04 Seeking the Next Growth Driver: Innovation Beyond Price
Beyond on-chain assets and DeFi, institutional reports highlight other potential growth themes that could transcend market cycles.
- Deep integration of AI and Crypto: a16z introduces the "Know Your Agent" (KYA) paradigm, a prerequisite for large-scale on-chain AI agents. Galaxy predicts that AI agent payments using the x402 payment standard will account for about 30% of daily transaction volume on the Base protocol in 2026.
- The resurgence of privacy assets: As data surveillance intensifies, demand for privacy is growing. Galaxy forecasts that the total market cap of privacy tokens could surpass $100 billion. Messari also believes that privacy assets like Zcash are poised for a revaluation.

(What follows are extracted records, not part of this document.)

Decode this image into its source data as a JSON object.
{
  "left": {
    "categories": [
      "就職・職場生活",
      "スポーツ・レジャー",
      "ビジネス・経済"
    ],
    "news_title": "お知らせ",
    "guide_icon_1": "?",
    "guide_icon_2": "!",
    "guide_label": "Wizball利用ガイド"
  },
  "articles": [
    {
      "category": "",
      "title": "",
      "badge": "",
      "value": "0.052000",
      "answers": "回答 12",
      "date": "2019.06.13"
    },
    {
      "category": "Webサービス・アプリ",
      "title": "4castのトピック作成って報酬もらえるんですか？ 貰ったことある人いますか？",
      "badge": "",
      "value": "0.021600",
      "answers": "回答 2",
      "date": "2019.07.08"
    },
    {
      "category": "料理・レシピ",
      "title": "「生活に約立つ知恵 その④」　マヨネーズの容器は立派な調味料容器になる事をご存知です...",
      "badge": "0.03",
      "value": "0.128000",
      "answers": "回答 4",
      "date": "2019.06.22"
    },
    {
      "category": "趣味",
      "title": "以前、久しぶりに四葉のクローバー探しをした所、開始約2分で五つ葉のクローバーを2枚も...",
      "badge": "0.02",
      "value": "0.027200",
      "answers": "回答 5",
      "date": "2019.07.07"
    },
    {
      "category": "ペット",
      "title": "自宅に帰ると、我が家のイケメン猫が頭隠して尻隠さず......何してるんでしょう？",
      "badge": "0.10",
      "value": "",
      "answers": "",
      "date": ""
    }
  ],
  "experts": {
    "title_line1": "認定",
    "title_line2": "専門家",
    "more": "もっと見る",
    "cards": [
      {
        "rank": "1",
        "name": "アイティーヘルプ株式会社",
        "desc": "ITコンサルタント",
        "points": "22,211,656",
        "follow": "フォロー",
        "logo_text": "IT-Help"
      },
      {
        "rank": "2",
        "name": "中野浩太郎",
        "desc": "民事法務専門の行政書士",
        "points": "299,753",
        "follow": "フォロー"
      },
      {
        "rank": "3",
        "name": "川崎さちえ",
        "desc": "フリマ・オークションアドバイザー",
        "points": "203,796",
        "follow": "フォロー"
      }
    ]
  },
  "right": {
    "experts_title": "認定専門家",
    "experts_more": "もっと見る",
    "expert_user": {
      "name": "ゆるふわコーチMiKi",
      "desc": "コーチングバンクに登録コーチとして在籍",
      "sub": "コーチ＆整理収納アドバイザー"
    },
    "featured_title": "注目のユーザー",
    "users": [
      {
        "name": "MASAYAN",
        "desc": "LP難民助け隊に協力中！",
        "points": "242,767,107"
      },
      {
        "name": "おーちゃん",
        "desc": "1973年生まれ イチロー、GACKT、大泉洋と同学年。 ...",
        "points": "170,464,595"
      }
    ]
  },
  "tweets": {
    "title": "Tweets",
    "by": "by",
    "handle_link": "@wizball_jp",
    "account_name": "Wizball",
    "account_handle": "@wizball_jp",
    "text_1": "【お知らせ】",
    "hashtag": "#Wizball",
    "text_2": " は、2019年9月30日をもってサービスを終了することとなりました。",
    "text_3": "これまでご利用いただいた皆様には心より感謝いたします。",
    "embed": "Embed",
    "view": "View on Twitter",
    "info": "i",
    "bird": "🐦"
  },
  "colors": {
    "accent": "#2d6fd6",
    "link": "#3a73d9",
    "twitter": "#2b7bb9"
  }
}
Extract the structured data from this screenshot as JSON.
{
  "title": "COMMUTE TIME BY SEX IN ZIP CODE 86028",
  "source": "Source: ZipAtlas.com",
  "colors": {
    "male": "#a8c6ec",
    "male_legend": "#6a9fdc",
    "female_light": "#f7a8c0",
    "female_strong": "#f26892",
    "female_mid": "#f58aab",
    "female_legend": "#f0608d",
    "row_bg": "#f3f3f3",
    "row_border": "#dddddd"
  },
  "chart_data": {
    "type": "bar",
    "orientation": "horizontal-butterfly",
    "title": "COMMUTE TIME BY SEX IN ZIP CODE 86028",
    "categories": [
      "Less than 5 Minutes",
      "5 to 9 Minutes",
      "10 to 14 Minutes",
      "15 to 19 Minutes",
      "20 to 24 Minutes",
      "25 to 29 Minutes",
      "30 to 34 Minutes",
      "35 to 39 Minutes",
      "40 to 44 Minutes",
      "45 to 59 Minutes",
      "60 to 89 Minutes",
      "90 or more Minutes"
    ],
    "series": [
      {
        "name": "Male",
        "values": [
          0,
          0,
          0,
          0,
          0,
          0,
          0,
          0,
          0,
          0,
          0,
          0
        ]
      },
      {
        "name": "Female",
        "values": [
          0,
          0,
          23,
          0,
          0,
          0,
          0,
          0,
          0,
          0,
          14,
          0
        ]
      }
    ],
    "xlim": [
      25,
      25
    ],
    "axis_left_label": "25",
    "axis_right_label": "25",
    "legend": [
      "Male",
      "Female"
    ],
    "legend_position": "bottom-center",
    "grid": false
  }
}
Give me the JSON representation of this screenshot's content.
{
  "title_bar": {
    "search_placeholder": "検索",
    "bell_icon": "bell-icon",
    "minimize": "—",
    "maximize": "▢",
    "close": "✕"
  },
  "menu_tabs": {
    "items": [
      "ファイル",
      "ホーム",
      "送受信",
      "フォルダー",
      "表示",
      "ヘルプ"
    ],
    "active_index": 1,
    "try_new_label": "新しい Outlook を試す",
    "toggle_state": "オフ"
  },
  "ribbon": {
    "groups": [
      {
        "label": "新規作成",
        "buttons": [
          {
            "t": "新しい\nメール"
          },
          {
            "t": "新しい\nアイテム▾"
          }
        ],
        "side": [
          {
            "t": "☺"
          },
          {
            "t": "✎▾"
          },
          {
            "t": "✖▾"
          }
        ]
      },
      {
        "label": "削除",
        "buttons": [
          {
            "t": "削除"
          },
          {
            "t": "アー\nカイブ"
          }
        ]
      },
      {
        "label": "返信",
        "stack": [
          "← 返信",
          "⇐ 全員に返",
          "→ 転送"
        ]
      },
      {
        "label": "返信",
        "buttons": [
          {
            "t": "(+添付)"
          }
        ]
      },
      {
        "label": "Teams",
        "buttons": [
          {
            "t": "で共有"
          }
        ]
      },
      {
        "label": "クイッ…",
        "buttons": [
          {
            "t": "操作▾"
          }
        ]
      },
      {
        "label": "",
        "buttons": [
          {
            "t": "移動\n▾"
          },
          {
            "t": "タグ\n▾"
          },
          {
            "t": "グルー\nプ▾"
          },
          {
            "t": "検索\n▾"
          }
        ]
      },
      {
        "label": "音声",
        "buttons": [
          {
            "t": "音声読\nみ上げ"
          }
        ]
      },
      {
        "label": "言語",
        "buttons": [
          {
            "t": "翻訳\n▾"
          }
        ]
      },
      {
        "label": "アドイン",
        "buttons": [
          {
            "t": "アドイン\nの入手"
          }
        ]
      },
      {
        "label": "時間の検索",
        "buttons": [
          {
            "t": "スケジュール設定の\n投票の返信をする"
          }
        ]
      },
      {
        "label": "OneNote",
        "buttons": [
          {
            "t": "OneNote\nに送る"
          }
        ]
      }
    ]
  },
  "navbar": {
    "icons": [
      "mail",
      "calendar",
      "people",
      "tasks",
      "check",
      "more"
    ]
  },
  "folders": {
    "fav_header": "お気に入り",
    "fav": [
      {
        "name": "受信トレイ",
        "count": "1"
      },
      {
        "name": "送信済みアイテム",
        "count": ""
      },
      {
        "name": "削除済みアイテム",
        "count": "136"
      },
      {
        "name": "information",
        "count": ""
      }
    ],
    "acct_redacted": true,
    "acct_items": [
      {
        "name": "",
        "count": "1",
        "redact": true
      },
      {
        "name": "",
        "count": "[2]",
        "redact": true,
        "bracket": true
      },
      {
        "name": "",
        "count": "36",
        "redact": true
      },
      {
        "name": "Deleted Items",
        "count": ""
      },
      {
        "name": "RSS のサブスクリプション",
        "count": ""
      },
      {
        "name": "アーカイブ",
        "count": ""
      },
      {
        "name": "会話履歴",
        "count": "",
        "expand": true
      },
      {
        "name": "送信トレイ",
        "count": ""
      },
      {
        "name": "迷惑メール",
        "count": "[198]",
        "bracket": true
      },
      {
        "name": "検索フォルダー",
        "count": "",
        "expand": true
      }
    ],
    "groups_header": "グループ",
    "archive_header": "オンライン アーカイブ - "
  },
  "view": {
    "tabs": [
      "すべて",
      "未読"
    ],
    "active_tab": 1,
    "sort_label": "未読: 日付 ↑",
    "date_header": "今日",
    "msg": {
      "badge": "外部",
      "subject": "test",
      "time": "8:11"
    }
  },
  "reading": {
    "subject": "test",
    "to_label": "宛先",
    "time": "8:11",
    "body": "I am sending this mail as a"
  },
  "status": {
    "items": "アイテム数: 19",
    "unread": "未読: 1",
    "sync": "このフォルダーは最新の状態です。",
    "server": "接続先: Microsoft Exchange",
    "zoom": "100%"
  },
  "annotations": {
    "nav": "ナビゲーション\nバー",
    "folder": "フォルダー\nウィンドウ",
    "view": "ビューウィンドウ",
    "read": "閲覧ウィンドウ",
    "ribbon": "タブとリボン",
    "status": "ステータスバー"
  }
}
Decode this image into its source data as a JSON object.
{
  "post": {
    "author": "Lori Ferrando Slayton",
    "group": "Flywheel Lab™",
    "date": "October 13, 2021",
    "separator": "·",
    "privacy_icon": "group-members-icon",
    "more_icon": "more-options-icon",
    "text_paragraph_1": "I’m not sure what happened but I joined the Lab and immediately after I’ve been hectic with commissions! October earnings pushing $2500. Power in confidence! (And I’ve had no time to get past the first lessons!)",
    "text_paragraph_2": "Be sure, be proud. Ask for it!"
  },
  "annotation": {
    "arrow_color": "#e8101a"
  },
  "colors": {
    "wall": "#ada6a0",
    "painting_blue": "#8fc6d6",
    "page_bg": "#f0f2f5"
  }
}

- Prediction markets go mainstream: Weekly trading volumes on platforms like Polymarket may consistently exceed $150 million, with these markets evolving from experimental products into lasting infrastructure for information discovery and risk transfer.
Outlook for the Future
As the market enters the "institutional era," simple bull market thinking may no longer apply. The theme for 2026 will be "divergence": some assets lacking strong fundamentals will remain under pressure as liquidity tightens, while on-chain assets, intelligent DeFi, and AI integration will thrive, propelled by robust demand.
For investors, the key is to shift from chasing short-term narratives to "understanding the structural flow of capital." In the "institutional winter" that may emerge in 2026, real opportunities will belong to projects quietly building scalable infrastructure, creating genuine economic value, and attracting long-term capital.